A Comissão de Justiça, Legislação e Redação da Câmara de Londrina realizou, na noite de segunda-feira (11), na Sala de Sessões do Legislativo, audiência pública para debater o projeto de lei (PL) nº 97/2023.

Apresentada pelos vereadores Roberto Fú (PDT), Giovani Mattos (Podemos) e Mara Boca Aberta (sem partido), a proposta altera o Código de Obras e Edificações para prever que todas as instituições do Sistema Municipal de Educação tenham muros com altura mínima de três metros e cercas concertinas.

Protocolado em maio do ano passado, após o ataque a uma creche em Santa Catarina em que o agressor pulou o muro, o PL prevê que as unidades que vierem a ser construídas no município deverão ter muros de, no mínimo três metros de altura, e concertinas. Já os estabelecimentos existentes terão prazo de 12 meses para se adequarem.

Os vereadores Roberto Fú e Giovani Mattos explicaram que a intenção é oferecer segurança e tranquilidade aos alunos, funcionários e familiares diante de possíveis ataques a escolas e creches.

“O principal objetivo do projeto é salvar vidas, que é o bem mais precioso que nós temos. Nós ouvimos também o clamor da população, pois acompanhamos as grandes tragédias que aconteceram, inclusive em cidade vizinha, e que trouxe um desespero, um pânico muito grande em toda a população”, ressaltou Roberto Fú, ao relembrar o ataque a uma escola de Cambé, em junho de 2023, que terminou com o assassinato de dois estudantes.

“Acreditamos, sim, que estes fatores que estão sendo colocados, como muros mais altos e concertinas, podem reduzir os riscos. Acredito que este é um grande passo que nós estamos dando”, garantiu Mattos.

O projeto prevê que as despesas com a execução das obras nos estabelecimentos municipais de ensino serão realizadas com orçamento próprio da Secretaria Municipal de Educação e do Fundo Nacional de Desenvolvimento da Educação (FNDE). A vereadora Mara Boca Aberta, outra autora do PL, também cobrou a implantação de medidas de segurança já aprovadas pela Câmara de Londrina, como o uso de detectores de metais nos estabelecimentos de ensino da rede pública municipal (lei nº 13.582/2023) e a presença de guardas municipais em todas as escolas públicas municipais, durante o período escolar (lei nº 13.608/2023).

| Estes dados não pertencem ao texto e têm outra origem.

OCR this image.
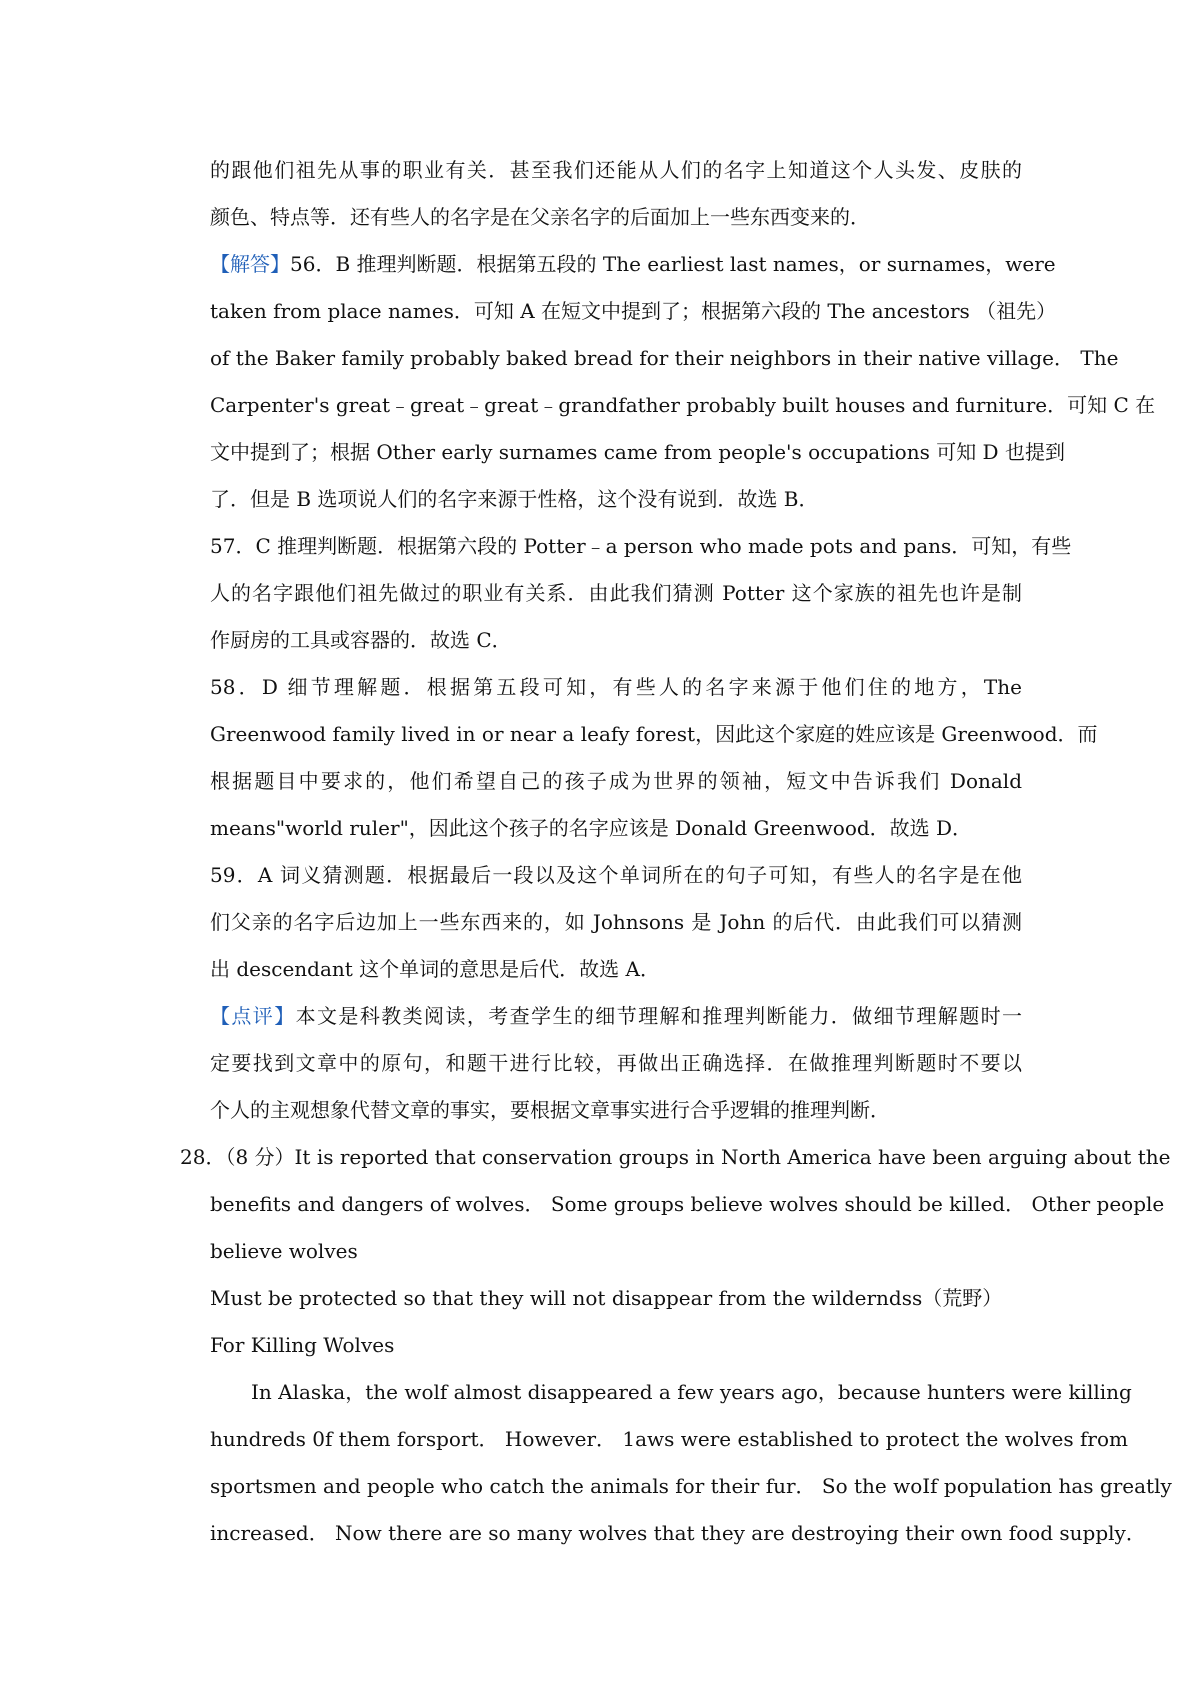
的跟他们祖先从事的职业有关．甚至我们还能从人们的名字上知道这个人头发、皮肤的
颜色、特点等．还有些人的名字是在父亲名字的后面加上一些东西变来的．
【解答】56．B 推理判断题．根据第五段的 The earliest last names，or surnames，were
taken from place names．可知 A 在短文中提到了；根据第六段的 The ancestors （祖先）
of the Baker family probably baked bread for their neighbors in their native village． The
Carpenter's great﹣great﹣great﹣grandfather probably built houses and furniture．可知 C 在
文中提到了；根据 Other early surnames came from people's occupations 可知 D 也提到
了．但是 B 选项说人们的名字来源于性格，这个没有说到．故选 B．
57．C 推理判断题．根据第六段的 Potter﹣a person who made pots and pans．可知，有些
人的名字跟他们祖先做过的职业有关系．由此我们猜测 Potter 这个家族的祖先也许是制
作厨房的工具或容器的．故选 C．
58．D 细节理解题．根据第五段可知，有些人的名字来源于他们住的地方，The
Greenwood family lived in or near a leafy forest，因此这个家庭的姓应该是 Greenwood．而
根据题目中要求的，他们希望自己的孩子成为世界的领袖，短文中告诉我们 Donald
means"world ruler"，因此这个孩子的名字应该是 Donald Greenwood．故选 D．
59．A 词义猜测题．根据最后一段以及这个单词所在的句子可知，有些人的名字是在他
们父亲的名字后边加上一些东西来的，如 Johnsons 是 John 的后代．由此我们可以猜测
出 descendant 这个单词的意思是后代．故选 A．
【点评】本文是科教类阅读，考查学生的细节理解和推理判断能力．做细节理解题时一
定要找到文章中的原句，和题干进行比较，再做出正确选择．在做推理判断题时不要以
个人的主观想象代替文章的事实，要根据文章事实进行合乎逻辑的推理判断．
28．（8 分）It is reported that conservation groups in North America have been arguing about the
benefits and dangers of wolves． Some groups believe wolves should be killed． Other people
believe wolves
Must be protected so that they will not disappear from the wilderndss（荒野）
For Killing Wolves
In Alaska，the wolf almost disappeared a few years ago，because hunters were killing
hundreds 0f them forsport． However． 1aws were established to protect the wolves from
sportsmen and people who catch the animals for their fur． So the woIf population has greatly
increased． Now there are so many wolves that they are destroying their own food supply．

“A gente insiste muito, porque a lei que impõe a Guarda Municipal nas escolas não foi efetivada. A Guarda Municipal, sim, pode garantir uma segurança muito maior, com outras diversas medidas, como a questão dos muros”, argumentou.

Presente à audiência pública, o vice-presidente do Conselho Municipal de Planejamento e Gestão Territorial de Londrina (CMPGT), Jaime Adilson Marques de Carvalho, disse que o grupo se posicionou contrariamente ao PL. O conselho indicou que o debate seja feito no âmbito da revisão do Código de Obras, que está em tramitação na Câmara de Londrina, ponderou que a falta de orçamento prévio para as obras dificultam a análise, afirmou que cercas concertinas podem oferecer riscos aos alunos e, por fim, argumentou que escolas seguras são aquelas em que é possível, da rua, visualizar seu interior e denunciar possíveis problemas.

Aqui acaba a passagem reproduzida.